Shakespeare may have written Macbeth explicitly to flatter the king, in whose inaugural procession he had recently marched. James was religious and superstitious, as were most Elizabethans. He had authored a book on witchcraft, was known to prosecute witches, and most importantly, had, in 1604, commissioned an English translation of the Bible. Shakespeare needed to entertain the king, who often fell asleep during long performances. It attests to Shakespeare’s genius that he was able to combine three of James’ passions – Scotland, religion, and the supernatural- into what many hailed as Shakespeare’s most moral play, and one of his shortest.

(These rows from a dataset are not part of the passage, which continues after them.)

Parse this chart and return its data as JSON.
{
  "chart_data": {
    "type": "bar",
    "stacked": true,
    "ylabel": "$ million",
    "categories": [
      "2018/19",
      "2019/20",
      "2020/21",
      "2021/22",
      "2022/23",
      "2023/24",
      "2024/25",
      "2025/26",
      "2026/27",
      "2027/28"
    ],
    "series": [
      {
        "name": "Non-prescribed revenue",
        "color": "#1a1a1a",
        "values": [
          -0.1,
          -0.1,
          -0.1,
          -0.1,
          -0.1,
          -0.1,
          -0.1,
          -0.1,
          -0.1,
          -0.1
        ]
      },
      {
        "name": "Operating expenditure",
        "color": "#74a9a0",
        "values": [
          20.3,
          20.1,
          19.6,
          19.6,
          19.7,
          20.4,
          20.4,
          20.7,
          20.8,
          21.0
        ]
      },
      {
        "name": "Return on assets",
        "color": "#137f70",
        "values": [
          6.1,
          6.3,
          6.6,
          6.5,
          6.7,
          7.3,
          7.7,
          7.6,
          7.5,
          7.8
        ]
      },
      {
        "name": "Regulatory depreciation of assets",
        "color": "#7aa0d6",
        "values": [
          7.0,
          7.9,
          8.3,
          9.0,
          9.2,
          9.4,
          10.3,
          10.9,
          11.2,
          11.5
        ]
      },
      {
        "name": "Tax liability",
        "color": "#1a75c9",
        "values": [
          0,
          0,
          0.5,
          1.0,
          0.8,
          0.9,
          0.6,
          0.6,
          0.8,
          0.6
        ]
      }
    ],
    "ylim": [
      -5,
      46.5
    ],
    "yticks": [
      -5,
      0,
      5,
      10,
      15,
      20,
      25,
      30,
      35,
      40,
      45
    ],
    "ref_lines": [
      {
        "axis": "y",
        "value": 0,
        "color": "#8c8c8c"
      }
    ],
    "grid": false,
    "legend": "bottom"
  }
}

Some contemporary scholarship offers a different perspective, with a focus on the psychology of war and violence in the play, as noted by Shakespeare scholar Jesse M. Lander, who concludes “The play begins and ends in violence, but there is no reason to anticipate an end to the violence.” Thomas Jefferson would not have found the violence antithetical to the pursuit of peace. The overthrow of a tyrant required the ultimate sacrifice, Jefferson asserted, when he wrote, “The blood of freedom must, from time to time, be refreshed with the blood of patriots.” A more modern rendition reads “Freedom is not free.” Or, as Macbeth’s nemesis Siward proclaimed through his tears in Act V, “Some must go off, and yet, by these, I see so great a day as this is cheaply bought.”

Shakespeare’s plays have long been understood to follow a consistent trajectory, in which ultimate good wins. Yet in Macbeth, as scholar Harry Jaffa notes,” Shakespeare presented the moral phenomena in such a way that those who respond to his art must, in some way or another, become better human beings.” Macbeth has elicited diverse personal and public responses for more than 500 years – Abraham Lincoln lauded it as his favorite among Shakespeare’s works, and much more recently, the German heavy metal band Rebellion created an entire Macbeth inspired album entitled, “Tragedy in Steel” complete with text included as lyrics. Macbeth remains a cultural phenomenon with the potential to speak to those who will take the time to listen. Macbeth invites and challenges us to think critically, act virtuously, and live with honor in our religious, domestic, and civic lives.